I suspect I came last in merit – certainly no offer came in the mail for a Clerk Class 1 post on $155 a week. It was a lucky escape. Being a federal clerk in that era, and possibly still today, is not an attractive job.
There’s an insider’s account of clerical life in a peer-reviewed paper by Flinders and Sturt University sociologist Craig Matheson[i] , who actually clerked in the Department of Industry, Technology and Commerce and in the Public Service Board from 1984-88. That was just a bit later than my own hypothetical career in filing, sorting, re-arranging random figures, photocopying, proofreading, collating, checking and putting letters in envelopes.
Matheson recounts that his four years so addled his brain that it took him some time in academia before he could think properly again.
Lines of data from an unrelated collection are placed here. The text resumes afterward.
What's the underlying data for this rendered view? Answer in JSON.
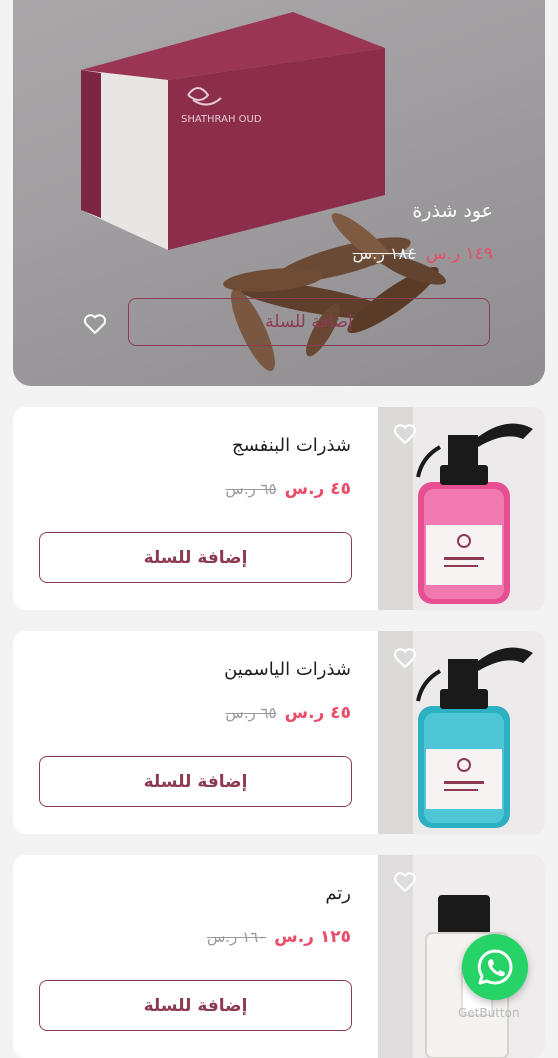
{
  "featured": {
    "name": "عود شذرة",
    "price": "١٤٩ ر.س",
    "old_price": "١٨٤ ر.س",
    "add_label": "إضافة للسلة",
    "icons": {
      "wishlist": "heart-outline-icon"
    }
  },
  "products": [
    {
      "name": "شذرات البنفسج",
      "price": "٤٥ ر.س",
      "old_price": "٦٥ ر.س",
      "add_label": "إضافة للسلة"
    },
    {
      "name": "شذرات الياسمين",
      "price": "٤٥ ر.س",
      "old_price": "٦٥ ر.س",
      "add_label": "إضافة للسلة"
    },
    {
      "name": "رتم",
      "price": "١٢٥ ر.س",
      "old_price": "١٦٠ ر.س",
      "add_label": "إضافة للسلة"
    }
  ],
  "whatsapp": {
    "icon": "whatsapp-icon",
    "watermark": "GetButton"
  },
  "colors": {
    "accent": "#8d3b53",
    "sale_price": "#e94d68",
    "whatsapp": "#25d366"
  }
}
The work was mindless, the clerks bored and apathetic, and Matheson detected “a palpable lack of enthusiasm for work”. He says, “Most would eagerly engage in conversation and celebrate birthdays and other rites of passage such as staff welcomes, promotions and farewells, because these provided oases of colour and excitement in an otherwise boring and uneventful day.
“During one power failure, for example, a festive atmosphere emerged in the office and many of my workmates were visibly disappointed when the power was restored. On another occasion during a local heat wave, many gathered eagerly around a thermometer to see if the temperature had risen to a level at which occupational health and safety rules excused them from attending work.”
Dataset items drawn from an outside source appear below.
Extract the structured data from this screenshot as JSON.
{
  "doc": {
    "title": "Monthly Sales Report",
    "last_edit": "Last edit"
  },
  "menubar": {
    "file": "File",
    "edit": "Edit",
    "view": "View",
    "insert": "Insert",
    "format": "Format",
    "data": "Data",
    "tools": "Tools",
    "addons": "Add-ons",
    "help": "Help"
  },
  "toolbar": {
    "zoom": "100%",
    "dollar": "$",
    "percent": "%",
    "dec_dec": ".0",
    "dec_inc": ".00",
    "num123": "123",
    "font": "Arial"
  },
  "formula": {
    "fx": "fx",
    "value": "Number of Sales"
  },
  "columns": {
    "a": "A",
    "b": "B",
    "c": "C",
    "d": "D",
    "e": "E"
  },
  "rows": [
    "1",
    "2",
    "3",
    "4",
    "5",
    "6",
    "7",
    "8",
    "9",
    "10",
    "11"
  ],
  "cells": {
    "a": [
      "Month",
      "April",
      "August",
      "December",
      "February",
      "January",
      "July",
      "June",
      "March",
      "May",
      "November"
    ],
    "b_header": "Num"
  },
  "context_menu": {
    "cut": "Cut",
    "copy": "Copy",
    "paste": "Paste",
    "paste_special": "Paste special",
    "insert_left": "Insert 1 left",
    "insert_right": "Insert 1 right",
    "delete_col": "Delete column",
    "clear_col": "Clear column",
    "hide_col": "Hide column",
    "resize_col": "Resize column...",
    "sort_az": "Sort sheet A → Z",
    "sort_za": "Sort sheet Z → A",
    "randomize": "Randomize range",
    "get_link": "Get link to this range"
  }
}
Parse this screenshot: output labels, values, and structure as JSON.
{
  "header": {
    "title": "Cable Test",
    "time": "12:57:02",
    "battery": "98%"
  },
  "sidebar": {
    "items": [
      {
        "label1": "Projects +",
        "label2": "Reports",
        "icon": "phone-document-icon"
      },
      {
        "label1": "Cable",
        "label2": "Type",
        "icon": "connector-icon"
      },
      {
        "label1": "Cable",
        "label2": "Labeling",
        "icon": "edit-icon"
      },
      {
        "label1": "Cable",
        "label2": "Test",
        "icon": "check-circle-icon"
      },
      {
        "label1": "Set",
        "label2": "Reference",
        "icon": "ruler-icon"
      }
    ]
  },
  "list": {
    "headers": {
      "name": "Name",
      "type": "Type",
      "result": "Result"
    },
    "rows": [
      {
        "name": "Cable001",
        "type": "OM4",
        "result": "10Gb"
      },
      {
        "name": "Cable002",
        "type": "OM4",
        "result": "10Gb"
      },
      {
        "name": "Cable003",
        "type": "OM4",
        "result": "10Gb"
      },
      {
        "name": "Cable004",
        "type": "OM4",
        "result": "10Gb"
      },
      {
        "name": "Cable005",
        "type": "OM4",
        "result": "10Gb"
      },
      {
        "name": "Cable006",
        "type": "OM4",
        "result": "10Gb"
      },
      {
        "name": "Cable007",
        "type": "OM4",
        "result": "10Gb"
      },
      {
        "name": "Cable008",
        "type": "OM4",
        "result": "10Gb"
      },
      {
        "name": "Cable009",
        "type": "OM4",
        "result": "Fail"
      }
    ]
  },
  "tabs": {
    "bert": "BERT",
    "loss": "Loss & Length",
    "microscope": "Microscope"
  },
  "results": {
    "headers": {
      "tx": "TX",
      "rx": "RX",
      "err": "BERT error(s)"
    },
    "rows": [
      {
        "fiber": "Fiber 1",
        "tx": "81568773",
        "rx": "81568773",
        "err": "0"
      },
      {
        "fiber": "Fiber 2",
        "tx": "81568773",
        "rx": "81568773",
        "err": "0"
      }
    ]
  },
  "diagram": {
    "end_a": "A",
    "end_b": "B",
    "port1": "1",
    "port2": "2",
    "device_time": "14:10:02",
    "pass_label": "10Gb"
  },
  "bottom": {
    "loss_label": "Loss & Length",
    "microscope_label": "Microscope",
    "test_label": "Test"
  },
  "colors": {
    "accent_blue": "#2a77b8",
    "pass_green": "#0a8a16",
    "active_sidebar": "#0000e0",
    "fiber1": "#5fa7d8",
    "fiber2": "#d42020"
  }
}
Workmates often disappeared after official lunches, leaving the office deserted. “The absence of supervisors also provided opportunities to avoid work. When our section head was absent for the day, I absconded with my supervisor to the National Press Club to spend the afternoon playing pool.”
One group worked in a low-skill area dubbed “the veggie patch”. “You’d nearly have to be brain dead to work there,” they told Matheson.
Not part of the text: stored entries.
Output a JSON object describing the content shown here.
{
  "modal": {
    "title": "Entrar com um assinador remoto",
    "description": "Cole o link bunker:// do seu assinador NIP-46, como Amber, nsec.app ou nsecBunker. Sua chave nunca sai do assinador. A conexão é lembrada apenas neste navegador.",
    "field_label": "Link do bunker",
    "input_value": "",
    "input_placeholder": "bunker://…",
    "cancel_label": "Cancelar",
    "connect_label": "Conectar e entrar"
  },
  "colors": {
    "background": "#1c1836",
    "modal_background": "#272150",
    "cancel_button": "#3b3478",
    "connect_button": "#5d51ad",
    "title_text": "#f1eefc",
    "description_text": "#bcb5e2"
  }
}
As the years passed, “disillusion, bitterness and simple deterioration” set in, a living death among The Working Dead. “They’re not actively involved in life, they’re just going through the motions … existing, not living.”
Another researcher, Alan Jordan, wrote of his department’s effect: “Bright men behave as though they were dull, energetic men as though they were lazy, and reasonably courageous men as though they were terrified of change.”[ii]
Jordan could literally set his watch by the mass exit from the offices at six minutes past five. He wrote, “When I asked a newly arrived workmate what he thought of the atmosphere in our division he simply replied, ‘Comatose’.”
But clerks liked the job security. “Not too demanding” was a positive job description. “There are worse jobs than sitting on your arse reading reports,” one said. Time-servers got promoted through the scale and piled up at the plateau called the Terminal Class 8 Syndrome.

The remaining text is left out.